I also don’t know how Rachel realized. She had a sixth sense, I guess, or maybe she could hear Laurel gasping all the way in the bathroom. She barreled out of the shower after Clem, soaking wet and naked. I was so stunned, I didn’t think. The front door was wide open. So I ran.

I’ll never forget how the air felt on my skin, or the grass under my feet. My heart was beating like it had wings. When I looked up at the sky, I stopped in my tracks. By then, it must’ve been a year since I’d been outside at night. I’d forgotten how the stars blazed down at you, like a million sparkling fires. The wonder you could feel.

But then Don slammed into me from behind and I fell face-first into the grass, biting the dirt. Sometimes I wake up in the middle of the night, mouth full of that bitter taste. He must’ve come home just in time to catch us. He dragged me by my ankles across the lawn. I watched the stars the whole time. When he pulled me into the house, Clem was already lying on the foyer floor.

Things were very bad after that. Don beat me with the belt. I had to lay in my bed for a whole day, completely alone, without food or water. Before that night, I’d honestly thought living with Don was a choice I’d made. It didn’t hit me until then that we were being held.

When I finally got up to search the house for Clem, I found the rest of them in the library. Don was in his armchair, Laurel and Rachel at his feet, pretending to read, and they all looked up at me the minute I walked in. The tableau is burned into my brain. Laurel’s skin was practically translucent by then, and she was so skinny you could see every bone. Rachel was fidgeting, practically foaming at the mouth. I guess they’d been waiting for me to start.

JAMIE: Start what?

SHAY: Don said Clem was a betrayer. If she hadn’t run, I wouldn’t have followed. She’d corrupted our family. He handed Laurel and me steak knives from the wooden block in the kitchen. But he made a show of taking his precious dagger from the wall, the Roman pugio, and giving it to Rachel, like a reward. He led us down into the basement, where the only light came from a bulb that hung from the ceiling. When it flared on, there was Clem, naked, her hands tied around a structural beam, head hanging. Don always complained she wasn’t losing weight fast enough, but as far as I could see, she was nothing but sharp lines and shadows.

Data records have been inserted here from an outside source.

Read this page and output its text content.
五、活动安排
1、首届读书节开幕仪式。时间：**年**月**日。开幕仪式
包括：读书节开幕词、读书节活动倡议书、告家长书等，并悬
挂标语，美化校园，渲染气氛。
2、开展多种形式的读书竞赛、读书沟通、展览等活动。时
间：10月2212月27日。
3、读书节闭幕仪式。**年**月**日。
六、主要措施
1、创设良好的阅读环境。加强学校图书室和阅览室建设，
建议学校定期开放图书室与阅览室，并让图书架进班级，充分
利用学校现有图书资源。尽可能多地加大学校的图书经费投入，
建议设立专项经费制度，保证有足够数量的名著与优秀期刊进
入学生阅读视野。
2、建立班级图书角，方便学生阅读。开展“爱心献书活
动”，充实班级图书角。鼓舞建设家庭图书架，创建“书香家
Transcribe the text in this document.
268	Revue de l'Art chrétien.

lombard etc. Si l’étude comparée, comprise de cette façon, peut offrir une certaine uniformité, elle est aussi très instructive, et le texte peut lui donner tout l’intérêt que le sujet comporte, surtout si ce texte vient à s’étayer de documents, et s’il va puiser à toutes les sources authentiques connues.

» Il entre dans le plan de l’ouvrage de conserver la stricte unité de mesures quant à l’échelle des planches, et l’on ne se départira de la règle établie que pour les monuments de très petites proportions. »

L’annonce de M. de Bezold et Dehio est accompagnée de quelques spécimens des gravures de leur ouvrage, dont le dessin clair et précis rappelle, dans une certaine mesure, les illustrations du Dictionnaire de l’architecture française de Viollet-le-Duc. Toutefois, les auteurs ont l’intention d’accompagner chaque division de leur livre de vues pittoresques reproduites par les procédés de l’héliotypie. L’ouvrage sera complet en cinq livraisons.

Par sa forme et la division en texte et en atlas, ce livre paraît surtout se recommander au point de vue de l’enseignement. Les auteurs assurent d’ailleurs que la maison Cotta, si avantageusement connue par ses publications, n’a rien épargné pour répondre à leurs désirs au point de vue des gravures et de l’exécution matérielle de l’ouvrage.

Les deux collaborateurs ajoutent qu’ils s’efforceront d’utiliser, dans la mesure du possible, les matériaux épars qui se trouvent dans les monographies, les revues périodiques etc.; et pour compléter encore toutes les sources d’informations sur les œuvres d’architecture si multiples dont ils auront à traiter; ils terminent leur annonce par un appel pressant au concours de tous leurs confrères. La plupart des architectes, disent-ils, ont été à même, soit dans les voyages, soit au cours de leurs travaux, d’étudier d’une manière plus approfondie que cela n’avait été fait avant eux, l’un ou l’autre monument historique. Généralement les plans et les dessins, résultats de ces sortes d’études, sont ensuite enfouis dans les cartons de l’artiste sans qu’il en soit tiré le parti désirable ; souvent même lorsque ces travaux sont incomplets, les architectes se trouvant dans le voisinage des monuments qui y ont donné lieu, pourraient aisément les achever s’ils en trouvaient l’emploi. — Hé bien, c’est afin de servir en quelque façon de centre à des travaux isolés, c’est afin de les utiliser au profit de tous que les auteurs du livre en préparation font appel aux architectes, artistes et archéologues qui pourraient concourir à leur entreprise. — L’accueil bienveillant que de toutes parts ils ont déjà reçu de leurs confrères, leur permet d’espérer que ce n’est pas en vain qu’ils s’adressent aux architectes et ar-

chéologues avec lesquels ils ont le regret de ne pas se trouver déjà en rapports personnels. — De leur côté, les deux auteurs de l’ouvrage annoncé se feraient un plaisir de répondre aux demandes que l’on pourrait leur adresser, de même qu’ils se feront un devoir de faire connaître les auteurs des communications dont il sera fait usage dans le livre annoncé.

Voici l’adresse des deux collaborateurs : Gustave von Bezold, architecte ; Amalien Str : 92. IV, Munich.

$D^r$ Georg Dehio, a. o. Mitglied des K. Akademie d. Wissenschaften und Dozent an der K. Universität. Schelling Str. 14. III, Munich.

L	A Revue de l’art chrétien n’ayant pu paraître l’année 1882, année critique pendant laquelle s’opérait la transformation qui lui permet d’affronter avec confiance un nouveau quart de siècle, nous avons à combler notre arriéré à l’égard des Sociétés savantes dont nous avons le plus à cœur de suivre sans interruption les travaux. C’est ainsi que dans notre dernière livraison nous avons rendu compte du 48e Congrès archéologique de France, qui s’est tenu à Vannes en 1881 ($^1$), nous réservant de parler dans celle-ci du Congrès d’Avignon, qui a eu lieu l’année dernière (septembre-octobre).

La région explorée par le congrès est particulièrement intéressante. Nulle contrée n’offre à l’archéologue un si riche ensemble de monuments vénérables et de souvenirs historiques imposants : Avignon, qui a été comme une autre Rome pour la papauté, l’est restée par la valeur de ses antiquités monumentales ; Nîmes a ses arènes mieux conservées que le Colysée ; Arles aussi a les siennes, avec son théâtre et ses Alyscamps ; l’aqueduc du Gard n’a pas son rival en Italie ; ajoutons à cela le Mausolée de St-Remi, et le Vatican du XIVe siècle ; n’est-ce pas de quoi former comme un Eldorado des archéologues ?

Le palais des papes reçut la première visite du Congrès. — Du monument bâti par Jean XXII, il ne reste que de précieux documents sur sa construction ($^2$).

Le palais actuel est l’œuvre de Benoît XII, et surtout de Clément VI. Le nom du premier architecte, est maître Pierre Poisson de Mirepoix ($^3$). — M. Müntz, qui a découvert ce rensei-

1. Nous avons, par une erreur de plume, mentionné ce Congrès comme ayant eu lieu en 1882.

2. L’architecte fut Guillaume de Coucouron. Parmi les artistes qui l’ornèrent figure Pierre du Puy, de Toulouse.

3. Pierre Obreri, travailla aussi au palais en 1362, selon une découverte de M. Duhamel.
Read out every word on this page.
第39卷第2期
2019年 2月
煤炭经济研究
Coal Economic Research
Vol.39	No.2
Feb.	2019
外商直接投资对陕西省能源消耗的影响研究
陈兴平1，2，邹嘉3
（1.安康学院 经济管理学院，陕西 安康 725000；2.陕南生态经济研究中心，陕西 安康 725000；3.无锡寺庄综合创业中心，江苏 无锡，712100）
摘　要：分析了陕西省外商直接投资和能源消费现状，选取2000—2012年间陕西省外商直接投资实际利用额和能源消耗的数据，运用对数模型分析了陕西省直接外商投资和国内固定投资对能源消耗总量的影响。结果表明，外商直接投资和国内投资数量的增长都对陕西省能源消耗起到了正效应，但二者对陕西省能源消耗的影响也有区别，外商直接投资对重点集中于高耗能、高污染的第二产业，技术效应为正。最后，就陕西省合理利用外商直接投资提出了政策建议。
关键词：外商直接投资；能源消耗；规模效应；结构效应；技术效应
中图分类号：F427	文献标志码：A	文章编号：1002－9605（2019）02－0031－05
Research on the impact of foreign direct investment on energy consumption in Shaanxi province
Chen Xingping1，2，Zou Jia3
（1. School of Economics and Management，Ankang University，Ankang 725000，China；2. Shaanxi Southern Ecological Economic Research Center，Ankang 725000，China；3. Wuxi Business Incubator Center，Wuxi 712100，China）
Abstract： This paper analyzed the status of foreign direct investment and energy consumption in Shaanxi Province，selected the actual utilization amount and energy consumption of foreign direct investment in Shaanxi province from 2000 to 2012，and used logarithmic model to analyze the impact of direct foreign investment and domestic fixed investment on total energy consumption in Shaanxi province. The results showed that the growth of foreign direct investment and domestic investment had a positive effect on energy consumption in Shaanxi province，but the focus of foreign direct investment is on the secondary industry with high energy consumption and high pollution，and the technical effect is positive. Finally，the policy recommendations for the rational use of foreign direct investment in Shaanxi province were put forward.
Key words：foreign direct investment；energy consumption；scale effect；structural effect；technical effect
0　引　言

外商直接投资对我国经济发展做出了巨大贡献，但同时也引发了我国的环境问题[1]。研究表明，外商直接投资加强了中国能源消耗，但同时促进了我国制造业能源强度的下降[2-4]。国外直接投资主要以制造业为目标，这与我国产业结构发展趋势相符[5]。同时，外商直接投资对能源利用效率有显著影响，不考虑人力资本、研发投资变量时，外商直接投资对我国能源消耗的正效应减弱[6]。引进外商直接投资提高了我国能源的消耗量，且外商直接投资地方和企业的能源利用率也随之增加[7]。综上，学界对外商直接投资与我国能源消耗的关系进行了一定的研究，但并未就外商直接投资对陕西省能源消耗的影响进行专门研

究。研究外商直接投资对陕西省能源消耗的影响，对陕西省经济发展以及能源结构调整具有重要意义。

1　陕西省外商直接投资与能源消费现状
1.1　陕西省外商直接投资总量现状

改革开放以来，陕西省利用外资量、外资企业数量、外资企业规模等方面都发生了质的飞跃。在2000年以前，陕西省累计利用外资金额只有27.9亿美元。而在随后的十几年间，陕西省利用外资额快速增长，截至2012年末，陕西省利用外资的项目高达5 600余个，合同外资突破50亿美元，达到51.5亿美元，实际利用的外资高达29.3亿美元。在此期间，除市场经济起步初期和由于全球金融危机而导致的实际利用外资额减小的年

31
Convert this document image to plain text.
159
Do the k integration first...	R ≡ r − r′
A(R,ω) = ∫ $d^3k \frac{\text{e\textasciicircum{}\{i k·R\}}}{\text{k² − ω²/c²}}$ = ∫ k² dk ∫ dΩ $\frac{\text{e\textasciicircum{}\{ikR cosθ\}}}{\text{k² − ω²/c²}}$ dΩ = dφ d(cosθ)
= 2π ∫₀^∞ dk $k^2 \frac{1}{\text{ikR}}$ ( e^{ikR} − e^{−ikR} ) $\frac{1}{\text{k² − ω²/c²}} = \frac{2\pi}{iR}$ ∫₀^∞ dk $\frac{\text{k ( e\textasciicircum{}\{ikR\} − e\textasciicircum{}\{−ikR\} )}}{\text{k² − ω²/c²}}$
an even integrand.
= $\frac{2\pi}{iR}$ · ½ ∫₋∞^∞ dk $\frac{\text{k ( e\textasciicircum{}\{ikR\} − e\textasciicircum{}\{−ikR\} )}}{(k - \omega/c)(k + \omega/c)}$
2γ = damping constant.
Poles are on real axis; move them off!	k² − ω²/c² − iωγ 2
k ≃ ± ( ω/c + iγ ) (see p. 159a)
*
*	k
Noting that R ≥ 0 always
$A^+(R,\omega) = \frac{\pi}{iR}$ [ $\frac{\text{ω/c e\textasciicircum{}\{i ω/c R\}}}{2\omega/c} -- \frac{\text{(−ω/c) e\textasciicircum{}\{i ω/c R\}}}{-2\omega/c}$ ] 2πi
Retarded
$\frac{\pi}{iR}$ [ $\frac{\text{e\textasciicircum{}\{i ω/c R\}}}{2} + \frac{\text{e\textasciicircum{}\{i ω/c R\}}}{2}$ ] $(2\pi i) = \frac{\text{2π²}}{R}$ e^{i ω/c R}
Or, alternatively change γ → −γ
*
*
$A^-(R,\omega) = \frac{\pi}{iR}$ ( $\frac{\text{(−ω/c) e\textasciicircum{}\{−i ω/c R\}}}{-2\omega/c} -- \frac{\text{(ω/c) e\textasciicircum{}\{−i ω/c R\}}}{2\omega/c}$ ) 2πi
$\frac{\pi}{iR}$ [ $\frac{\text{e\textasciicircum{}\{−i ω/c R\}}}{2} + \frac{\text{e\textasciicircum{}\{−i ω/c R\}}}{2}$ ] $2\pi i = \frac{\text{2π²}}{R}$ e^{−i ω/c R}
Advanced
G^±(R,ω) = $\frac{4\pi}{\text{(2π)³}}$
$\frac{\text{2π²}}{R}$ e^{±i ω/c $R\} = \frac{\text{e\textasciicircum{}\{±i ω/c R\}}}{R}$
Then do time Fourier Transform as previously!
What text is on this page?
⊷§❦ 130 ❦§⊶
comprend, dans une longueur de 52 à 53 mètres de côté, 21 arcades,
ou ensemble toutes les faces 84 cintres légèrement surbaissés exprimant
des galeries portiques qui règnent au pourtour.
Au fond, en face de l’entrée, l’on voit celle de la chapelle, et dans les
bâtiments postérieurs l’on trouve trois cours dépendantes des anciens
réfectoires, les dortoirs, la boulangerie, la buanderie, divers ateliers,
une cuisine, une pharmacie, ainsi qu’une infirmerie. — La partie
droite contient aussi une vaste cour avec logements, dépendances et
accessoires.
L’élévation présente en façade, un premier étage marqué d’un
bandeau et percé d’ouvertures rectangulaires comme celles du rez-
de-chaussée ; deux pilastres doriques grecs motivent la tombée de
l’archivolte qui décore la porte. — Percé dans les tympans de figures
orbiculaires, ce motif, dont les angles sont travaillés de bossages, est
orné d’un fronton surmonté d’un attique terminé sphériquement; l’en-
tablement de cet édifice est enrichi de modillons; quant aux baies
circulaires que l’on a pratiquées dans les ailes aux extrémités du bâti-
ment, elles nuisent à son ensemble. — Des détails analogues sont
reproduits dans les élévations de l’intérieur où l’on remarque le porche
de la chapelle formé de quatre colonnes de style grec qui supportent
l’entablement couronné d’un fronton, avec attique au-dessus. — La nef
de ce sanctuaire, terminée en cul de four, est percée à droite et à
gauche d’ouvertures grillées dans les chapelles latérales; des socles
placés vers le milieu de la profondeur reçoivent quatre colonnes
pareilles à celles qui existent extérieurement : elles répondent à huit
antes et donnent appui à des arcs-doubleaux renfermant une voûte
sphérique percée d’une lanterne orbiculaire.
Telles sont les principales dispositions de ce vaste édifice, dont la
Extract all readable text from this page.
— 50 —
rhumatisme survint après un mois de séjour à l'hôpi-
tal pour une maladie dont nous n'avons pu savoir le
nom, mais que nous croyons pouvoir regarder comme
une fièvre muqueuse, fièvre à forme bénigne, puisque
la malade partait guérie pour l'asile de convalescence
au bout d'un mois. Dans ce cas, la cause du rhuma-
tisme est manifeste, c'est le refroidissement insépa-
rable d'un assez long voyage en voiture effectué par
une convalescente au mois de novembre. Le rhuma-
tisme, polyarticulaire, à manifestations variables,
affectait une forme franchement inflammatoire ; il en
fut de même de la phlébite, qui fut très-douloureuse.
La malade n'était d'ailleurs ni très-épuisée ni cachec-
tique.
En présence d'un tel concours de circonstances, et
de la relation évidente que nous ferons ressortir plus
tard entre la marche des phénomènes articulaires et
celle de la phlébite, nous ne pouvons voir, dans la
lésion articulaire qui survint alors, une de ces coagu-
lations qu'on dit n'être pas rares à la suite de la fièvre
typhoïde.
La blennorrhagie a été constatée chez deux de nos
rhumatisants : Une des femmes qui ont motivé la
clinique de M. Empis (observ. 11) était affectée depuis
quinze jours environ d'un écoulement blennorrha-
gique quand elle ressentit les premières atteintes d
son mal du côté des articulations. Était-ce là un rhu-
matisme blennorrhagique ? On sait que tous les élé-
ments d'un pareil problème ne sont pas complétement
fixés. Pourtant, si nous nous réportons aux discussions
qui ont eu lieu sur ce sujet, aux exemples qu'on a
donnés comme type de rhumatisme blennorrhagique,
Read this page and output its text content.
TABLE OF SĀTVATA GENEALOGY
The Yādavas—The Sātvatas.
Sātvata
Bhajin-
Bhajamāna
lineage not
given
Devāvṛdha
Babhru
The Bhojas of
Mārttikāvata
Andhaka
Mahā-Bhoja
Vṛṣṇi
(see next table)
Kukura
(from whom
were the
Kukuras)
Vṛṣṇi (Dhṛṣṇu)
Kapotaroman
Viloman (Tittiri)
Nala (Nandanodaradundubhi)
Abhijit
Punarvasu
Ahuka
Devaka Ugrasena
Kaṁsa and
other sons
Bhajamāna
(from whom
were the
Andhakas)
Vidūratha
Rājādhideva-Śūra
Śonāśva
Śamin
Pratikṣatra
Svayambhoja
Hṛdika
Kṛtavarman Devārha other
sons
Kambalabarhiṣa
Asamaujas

He said it was a lesson in accountability, for her and for us. We would each make one cut, somewhere Clem’s clothes would hide. Rachel would go first.

JAMIE: You didn’t.

SHAY: I’ll never forget the way the air smelled. Like iron and animal, rich and tangy, so thick you could practically taste it. Or the way Clem looked at me when I faced her. I’d expected her eyes to be vacant, like they were when Don punished her. But they were burning. Accusatory.